On election day, the state of Colorado voted to legalize marijuana; however, its use is still against federal law and the Uniform Code of Military Justice, even for service members stationed in the state. (U.S. Air Force graphic by Staff Sgt. Nicholas Rau)

On election day, the state of Colorado voted to legalize marijuana; however, its use is still against federal law and the Uniform Code of Military Justice, even for service members stationed in the state. (U.S. Air Force graphic by Staff Sgt. Nicholas Rau)

BUCKLEY AIR FORCE BASE, Colo. -- On election day, the state of Colorado voted to legalize marijuana; however, its use is still against federal law and the Uniform Code of Military Justice, even for service members stationed in the state.

This should come as no surprise to military members as the use of narcotics, in or out of uniform, is illegal. For family members and civilians with access to the base, they need to remember one crucial fact if they do participate in recreational marijuana use -- marijuana is not allowed on Buckley or any other military base.

"Once they cross over that threshold and enter a federal installation, they are under our jurisdiction and will be prosecuted," stated 1st Lt. David Bruton, 460th Security Forces Squadron acting commander. "There is no give, no fine line; it's black and white."

There are many scenarios that could place an Airman in the crossfire when it comes to marijuana exposure, especially now that there may be increased usage by civilians within the state.
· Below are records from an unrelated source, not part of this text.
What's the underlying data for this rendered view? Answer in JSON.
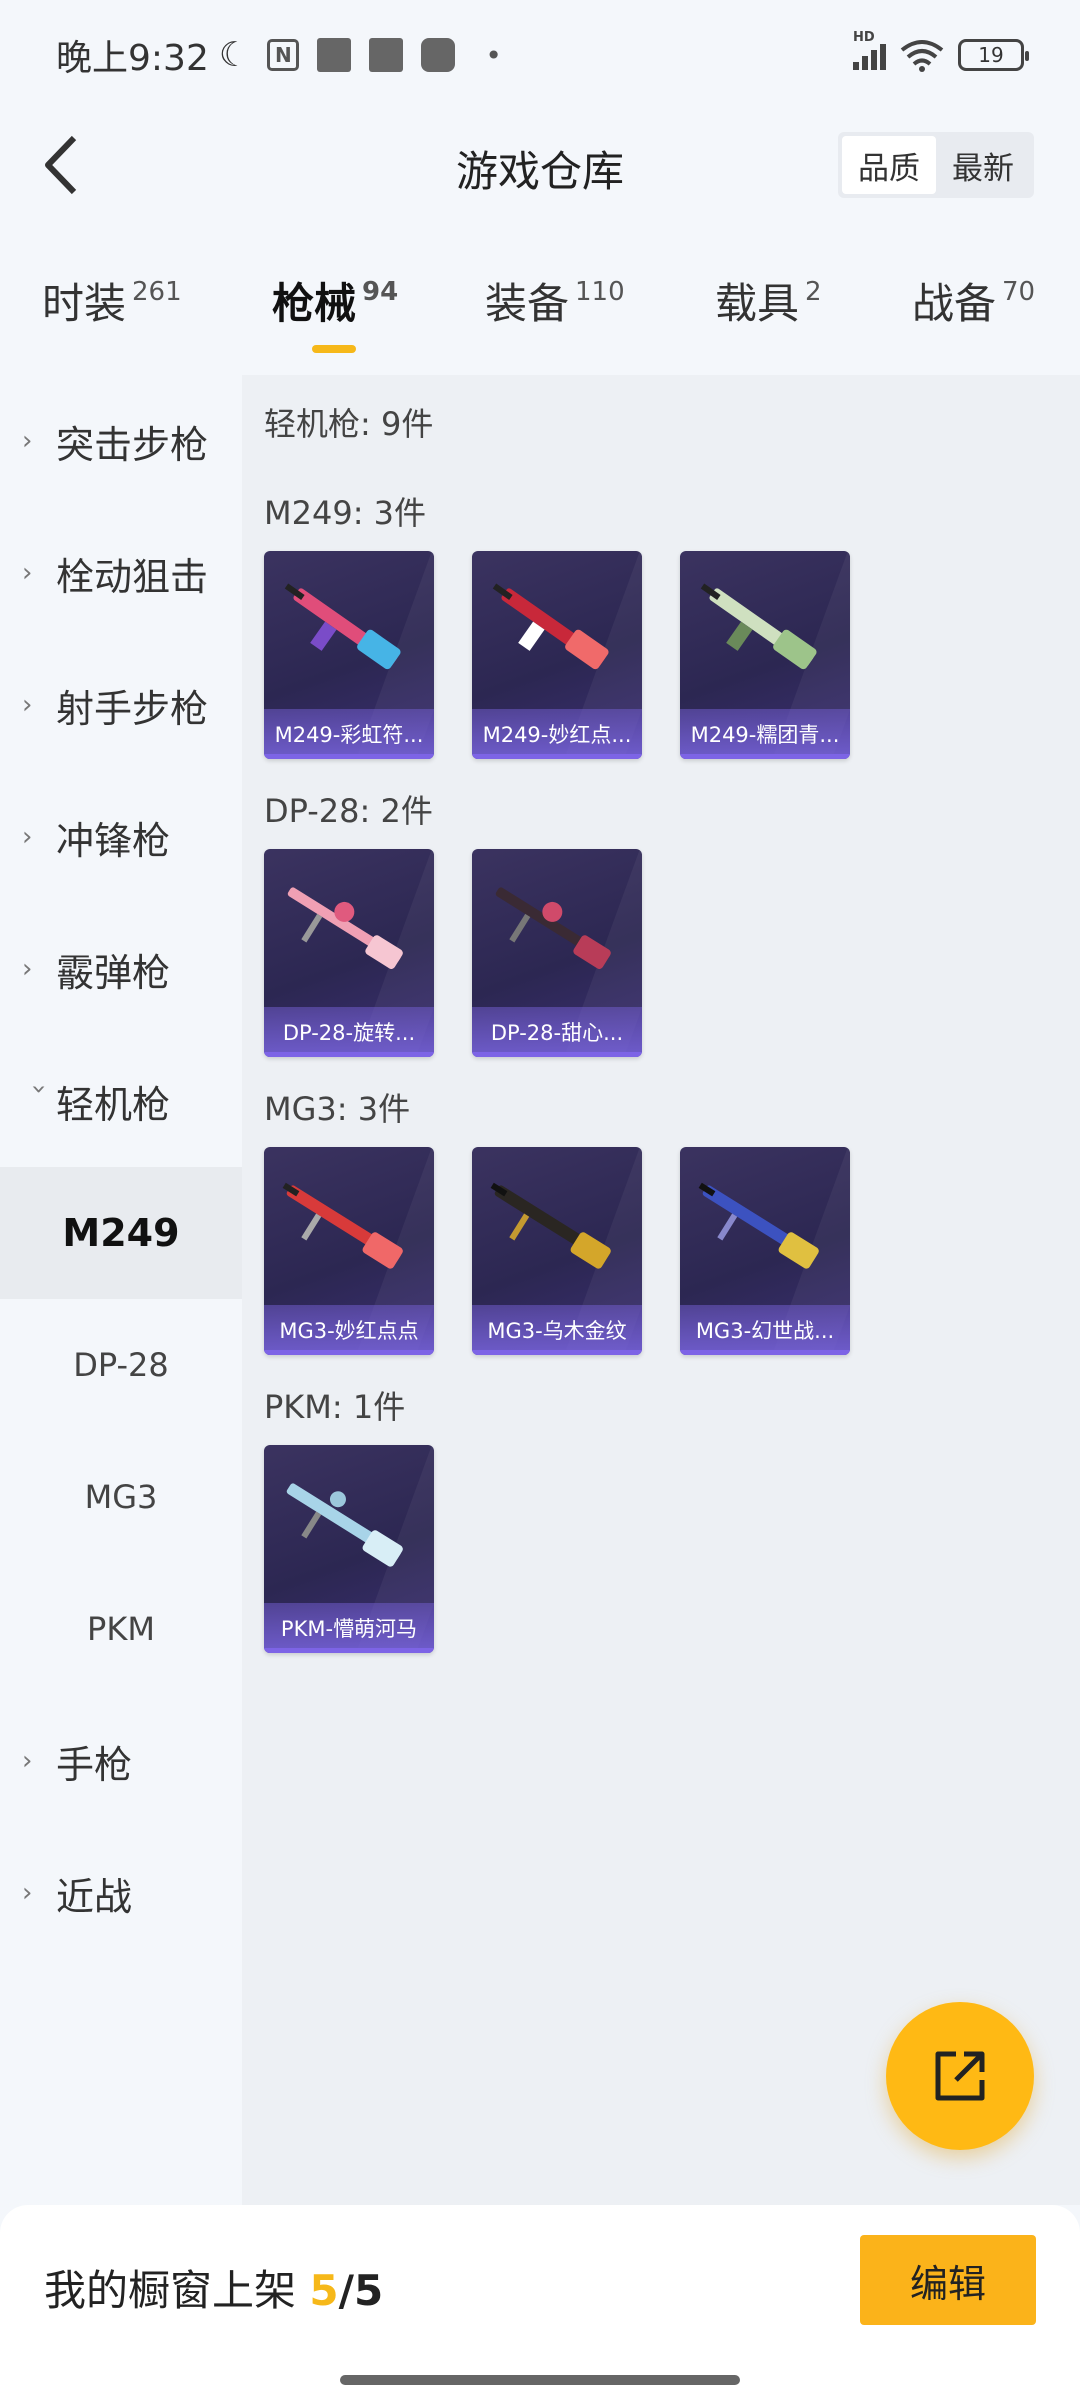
{
  "status_bar": {
    "time": "晚上9:32",
    "nfc": "N",
    "battery": "19",
    "network": "HD"
  },
  "header": {
    "title": "游戏仓库",
    "sort_options": [
      "品质",
      "最新"
    ]
  },
  "tabs": [
    {
      "label": "时装",
      "count": "261"
    },
    {
      "label": "枪械",
      "count": "94"
    },
    {
      "label": "装备",
      "count": "110"
    },
    {
      "label": "载具",
      "count": "2"
    },
    {
      "label": "战备",
      "count": "70"
    }
  ],
  "sidenav": {
    "categories": [
      "突击步枪",
      "栓动狙击",
      "射手步枪",
      "冲锋枪",
      "霰弹枪",
      "轻机枪",
      "手枪",
      "近战"
    ],
    "subitems": [
      "M249",
      "DP-28",
      "MG3",
      "PKM"
    ]
  },
  "content": {
    "summary": "轻机枪: 9件",
    "groups": [
      {
        "title": "M249: 3件",
        "items": [
          "M249-彩虹符...",
          "M249-妙红点...",
          "M249-糯团青..."
        ]
      },
      {
        "title": "DP-28: 2件",
        "items": [
          "DP-28-旋转...",
          "DP-28-甜心..."
        ]
      },
      {
        "title": "MG3: 3件",
        "items": [
          "MG3-妙红点点",
          "MG3-乌木金纹",
          "MG3-幻世战..."
        ]
      },
      {
        "title": "PKM: 1件",
        "items": [
          "PKM-懵萌河马"
        ]
      }
    ]
  },
  "bottom_bar": {
    "label": "我的橱窗上架",
    "count": "5",
    "total": "/5",
    "edit": "编辑"
  },
  "colors": {
    "accent": "#f6b819",
    "card_bg": "#2c2752",
    "card_label": "#7d64e6"
  }
}
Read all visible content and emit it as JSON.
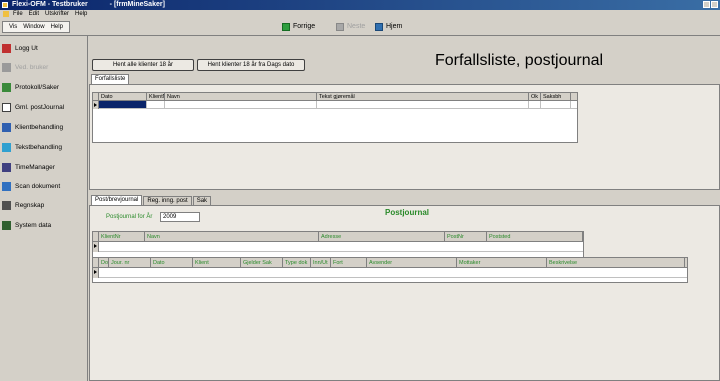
{
  "window": {
    "app_title": "Flexi-OFM - Testbruker",
    "doc_title": "- [frmMineSaker]"
  },
  "menubar": {
    "items": [
      "File",
      "Edit",
      "Utskrifter",
      "Help"
    ]
  },
  "window_menu": {
    "items": [
      "Vis",
      "Window",
      "Help"
    ]
  },
  "toolbar": {
    "forrige_label": "Forrige",
    "neste_label": "Neste",
    "hjem_label": "Hjem"
  },
  "page_heading": "Forfallsliste, postjournal",
  "sidebar": {
    "items": [
      {
        "label": "Logg Ut",
        "icon": "logout-icon",
        "color": "#c03030",
        "disabled": false
      },
      {
        "label": "Ved. bruker",
        "icon": "user-icon",
        "color": "#9a9a9a",
        "disabled": true
      },
      {
        "label": "Protokoll/Saker",
        "icon": "protocol-icon",
        "color": "#3a8a3a",
        "disabled": false
      },
      {
        "label": "Gml. postJournal",
        "icon": "document-icon",
        "color": "#ffffff",
        "disabled": false
      },
      {
        "label": "Klientbehandling",
        "icon": "clients-icon",
        "color": "#3060b0",
        "disabled": false
      },
      {
        "label": "Tekstbehandling",
        "icon": "text-icon",
        "color": "#30a0d0",
        "disabled": false
      },
      {
        "label": "TimeManager",
        "icon": "calendar-icon",
        "color": "#404080",
        "disabled": false
      },
      {
        "label": "Scan dokument",
        "icon": "scanner-icon",
        "color": "#3070c0",
        "disabled": false
      },
      {
        "label": "Regnskap",
        "icon": "ledger-icon",
        "color": "#505050",
        "disabled": false
      },
      {
        "label": "System data",
        "icon": "system-icon",
        "color": "#306030",
        "disabled": false
      }
    ]
  },
  "buttons": {
    "hent_alle": "Hent alle klienter 18 år",
    "hent_fra_dato": "Hent klienter 18 år fra Dags dato"
  },
  "forfall_tab": "Forfallsliste",
  "forfall_grid": {
    "columns": [
      "Dato",
      "KlientNr",
      "Navn",
      "Tekst gjøremål",
      "Ok",
      "Saksbh"
    ]
  },
  "bottom_tabs": [
    "Post/brevjournal",
    "Reg. inng. post",
    "Sak"
  ],
  "postjournal": {
    "title": "Postjournal",
    "year_label": "Postjournal for År",
    "year_value": "2009"
  },
  "client_grid": {
    "columns": [
      "KlientNr",
      "Navn",
      "Adresse",
      "PostNr",
      "Poststed"
    ]
  },
  "doc_grid": {
    "columns": [
      "Doc",
      "Jour. nr",
      "Dato",
      "Klient",
      "Gjelder Sak",
      "Type dok",
      "Inn/Ut",
      "Fort",
      "Avsender",
      "Mottaker",
      "Beskrivelse"
    ]
  }
}
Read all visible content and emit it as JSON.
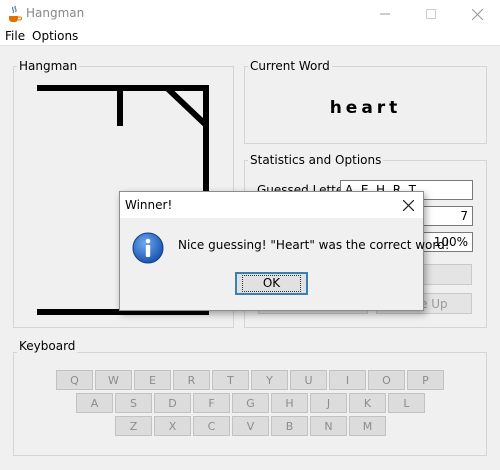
{
  "window": {
    "title": "Hangman"
  },
  "menu": {
    "items": [
      "File",
      "Options"
    ]
  },
  "hangman_panel": {
    "title": "Hangman"
  },
  "word_panel": {
    "title": "Current Word",
    "word": "heart"
  },
  "stats_panel": {
    "title": "Statistics and Options",
    "guessed_label": "Guessed Letters",
    "guessed_value": "A, E, H, R, T",
    "count_value": "7",
    "percent_value": "100%",
    "give_up_label": "Give Up"
  },
  "keyboard": {
    "title": "Keyboard",
    "rows": [
      [
        "Q",
        "W",
        "E",
        "R",
        "T",
        "Y",
        "U",
        "I",
        "O",
        "P"
      ],
      [
        "A",
        "S",
        "D",
        "F",
        "G",
        "H",
        "J",
        "K",
        "L"
      ],
      [
        "Z",
        "X",
        "C",
        "V",
        "B",
        "N",
        "M"
      ]
    ]
  },
  "dialog": {
    "title": "Winner!",
    "message": "Nice guessing! \"Heart\" was the correct word!",
    "ok_label": "OK",
    "icon": "info-icon",
    "accent": "#1e6fc6"
  }
}
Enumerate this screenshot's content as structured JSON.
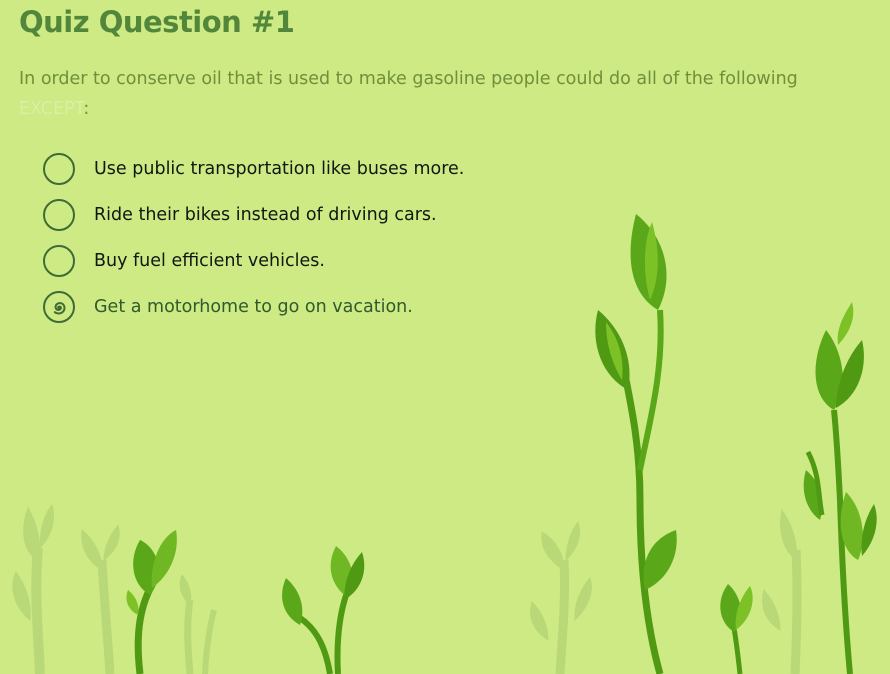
{
  "quiz": {
    "title": "Quiz Question #1",
    "question_text": "In order to conserve oil that is used to make gasoline people could do all of the following ",
    "question_highlight": "EXCEPT",
    "question_end": ":",
    "options": [
      {
        "label": "Use public transportation like buses more.",
        "selected": false
      },
      {
        "label": "Ride their bikes instead of driving cars.",
        "selected": false
      },
      {
        "label": "Buy fuel efficient vehicles.",
        "selected": false
      },
      {
        "label": "Get a motorhome to go on vacation.",
        "selected": true
      }
    ]
  },
  "colors": {
    "background": "#cdea84",
    "title": "#52863a",
    "question": "#6f8f3c",
    "leaf_dark": "#4f9a12",
    "leaf_light": "#7cc227",
    "sprout_faded": "#b9d878"
  },
  "icons": {
    "radio_selected": "spiral-radio-icon",
    "decoration": "sprout-leaves"
  }
}
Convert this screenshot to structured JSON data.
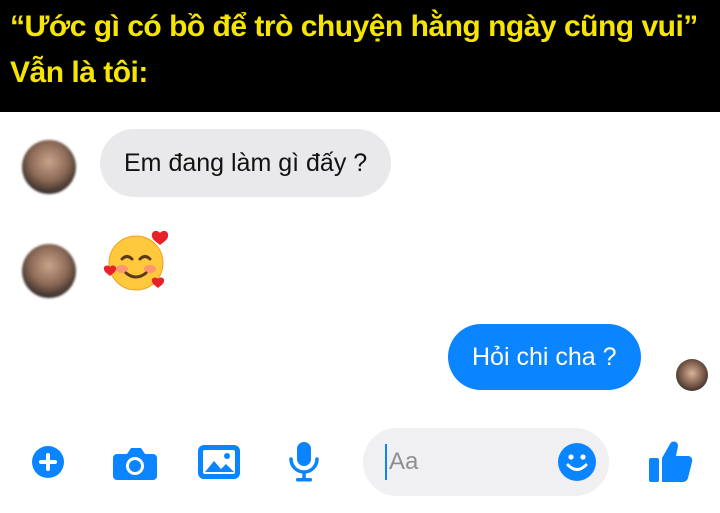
{
  "caption": {
    "line1": "“Ước gì có bồ để trò chuyện hằng ngày cũng vui”",
    "line2": "Vẫn là tôi:"
  },
  "messages": [
    {
      "direction": "incoming",
      "text": "Em đang làm gì đấy ?"
    },
    {
      "direction": "incoming",
      "emoji": "smiling-face-with-hearts"
    },
    {
      "direction": "outgoing",
      "text": "Hỏi chi cha ?"
    }
  ],
  "composer": {
    "placeholder": "Aa"
  },
  "icons": {
    "plus": "plus-circle-icon",
    "camera": "camera-icon",
    "image": "image-icon",
    "mic": "microphone-icon",
    "emoji": "smiley-icon",
    "like": "thumbs-up-icon"
  },
  "colors": {
    "accent": "#0a84ff",
    "incoming_bubble": "#e9e9eb",
    "caption_text": "#f5e500",
    "caption_bg": "#000000"
  }
}
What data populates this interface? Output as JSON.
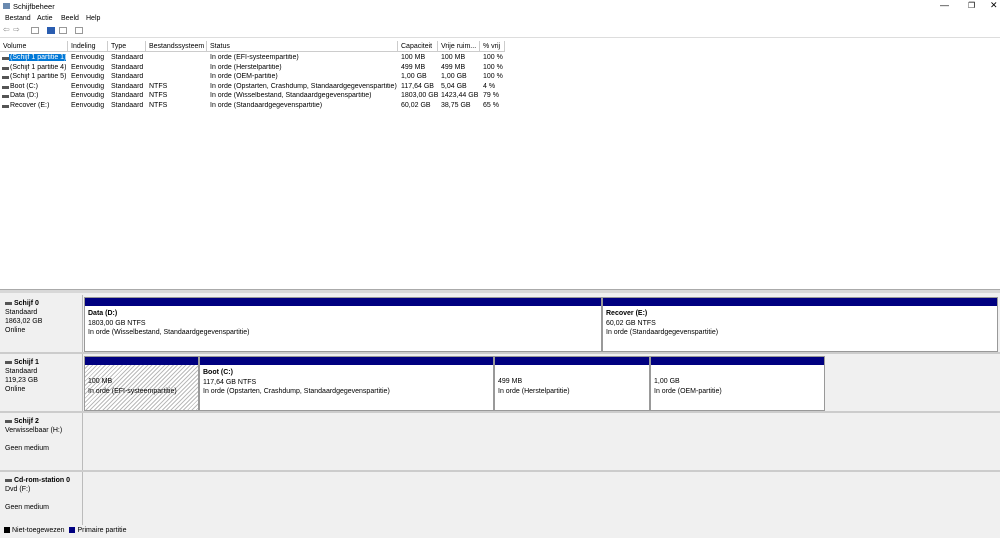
{
  "window": {
    "title": "Schijfbeheer"
  },
  "menu": [
    "Bestand",
    "Actie",
    "Beeld",
    "Help"
  ],
  "columns": [
    "Volume",
    "Indeling",
    "Type",
    "Bestandssysteem",
    "Status",
    "Capaciteit",
    "Vrije ruim...",
    "% vrij"
  ],
  "volumes": [
    [
      "(Schijf 1 partitie 1)",
      "Eenvoudig",
      "Standaard",
      "",
      "In orde (EFI-systeempartitie)",
      "100 MB",
      "100 MB",
      "100 %"
    ],
    [
      "(Schijf 1 partitie 4)",
      "Eenvoudig",
      "Standaard",
      "",
      "In orde (Herstelpartitie)",
      "499 MB",
      "499 MB",
      "100 %"
    ],
    [
      "(Schijf 1 partitie 5)",
      "Eenvoudig",
      "Standaard",
      "",
      "In orde (OEM-partitie)",
      "1,00 GB",
      "1,00 GB",
      "100 %"
    ],
    [
      "Boot (C:)",
      "Eenvoudig",
      "Standaard",
      "NTFS",
      "In orde (Opstarten, Crashdump, Standaardgegevenspartitie)",
      "117,64 GB",
      "5,04 GB",
      "4 %"
    ],
    [
      "Data (D:)",
      "Eenvoudig",
      "Standaard",
      "NTFS",
      "In orde (Wisselbestand, Standaardgegevenspartitie)",
      "1803,00 GB",
      "1423,44 GB",
      "79 %"
    ],
    [
      "Recover (E:)",
      "Eenvoudig",
      "Standaard",
      "NTFS",
      "In orde (Standaardgegevenspartitie)",
      "60,02 GB",
      "38,75 GB",
      "65 %"
    ]
  ],
  "disks": [
    {
      "name": "Schijf 0",
      "type": "Standaard",
      "size": "1863,02 GB",
      "state": "Online",
      "partitions": [
        {
          "title": "Data  (D:)",
          "size": "1803,00 GB NTFS",
          "status": "In orde (Wisselbestand, Standaardgegevenspartitie)"
        },
        {
          "title": "Recover  (E:)",
          "size": "60,02 GB NTFS",
          "status": "In orde (Standaardgegevenspartitie)"
        }
      ]
    },
    {
      "name": "Schijf 1",
      "type": "Standaard",
      "size": "119,23 GB",
      "state": "Online",
      "partitions": [
        {
          "title": "",
          "size": "100 MB",
          "status": "In orde (EFI-systeempartitie)"
        },
        {
          "title": "Boot  (C:)",
          "size": "117,64 GB NTFS",
          "status": "In orde (Opstarten, Crashdump, Standaardgegevenspartitie)"
        },
        {
          "title": "",
          "size": "499 MB",
          "status": "In orde (Herstelpartitie)"
        },
        {
          "title": "",
          "size": "1,00 GB",
          "status": "In orde (OEM-partitie)"
        }
      ]
    },
    {
      "name": "Schijf 2",
      "type": "Verwisselbaar (H:)",
      "state": "Geen medium"
    },
    {
      "name": "Cd-rom-station 0",
      "type": "Dvd (F:)",
      "state": "Geen medium"
    }
  ],
  "legend": [
    {
      "label": "Niet-toegewezen",
      "color": "#000000"
    },
    {
      "label": "Primaire partitie",
      "color": "#000080"
    }
  ]
}
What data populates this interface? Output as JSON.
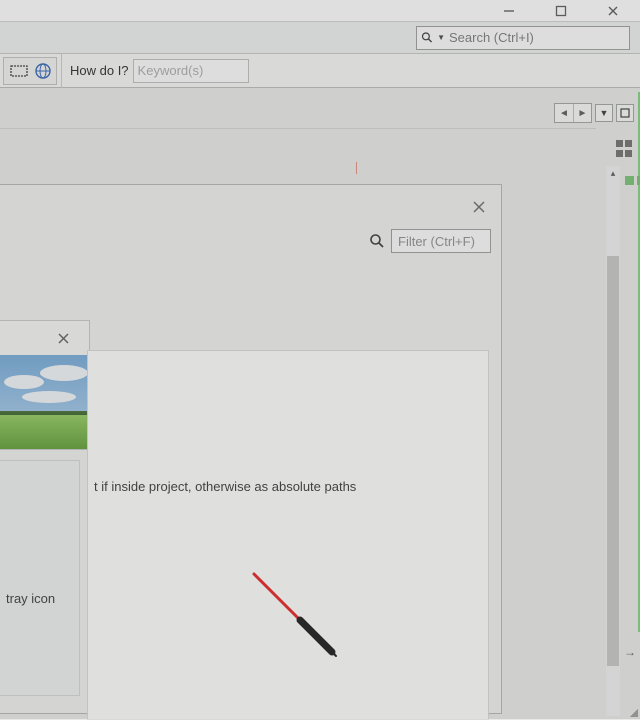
{
  "titlebar": {
    "minimize": "—",
    "maximize": "❐",
    "close": "✕"
  },
  "search": {
    "placeholder": "Search (Ctrl+I)"
  },
  "help": {
    "label": "How do I?",
    "placeholder": "Keyword(s)"
  },
  "filter": {
    "placeholder": "Filter (Ctrl+F)"
  },
  "inner": {
    "desc": "t if inside project, otherwise as absolute paths"
  },
  "tray": {
    "label": "tray icon"
  },
  "icons": {
    "chip": "chip-icon",
    "globe": "globe-icon",
    "search": "search-icon"
  },
  "colors": {
    "accent_green": "#72c06e",
    "pen_red": "#e51919",
    "pen_black": "#111111"
  }
}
Military members should be continuously cautious of their surroundings and know when they're at a house where the drug is present, be aware if marijuana is baked into food, or realize when they are in an establishment that allows recreational use of the drug. All of these situations are potential pitfalls a service member could fall into if not careful, but Bruton offers advice to Team Buckley to stay out of trouble.

"Play it smart and just stay away from it," explained the 460th SFS acting commander. "Be aware of your situations and who you hang out with, because it is usually that other person that gets you in trouble."

The passing of the new amendment will have no affect on the Drug Demand Reduction Program, and random drug testing will continue as scheduled to ensure individuals are in compliance with the UCMJ.

"Amendment 64 does not change the UCMJ," said Chief Master Sgt. William Ward, 460th Space Wing command chief. "If our members are engaging in the use of marijuana and are found out through random urinalyses or other investigative means, I would expect commanders to bring the full force of the UCMJ. Marijuana use immediately jeopardizes their continued service in the United States Air Force."

With a drug that is federally illegal, tested for regularly and ends military careers, the best option is to simply avoid marijuana.

"You're saving yourself a lot of trouble by just staying away from it all together," stated Capt. Eric McCutchen, 460th Space Wing Judge Advocate Office chief of military justice.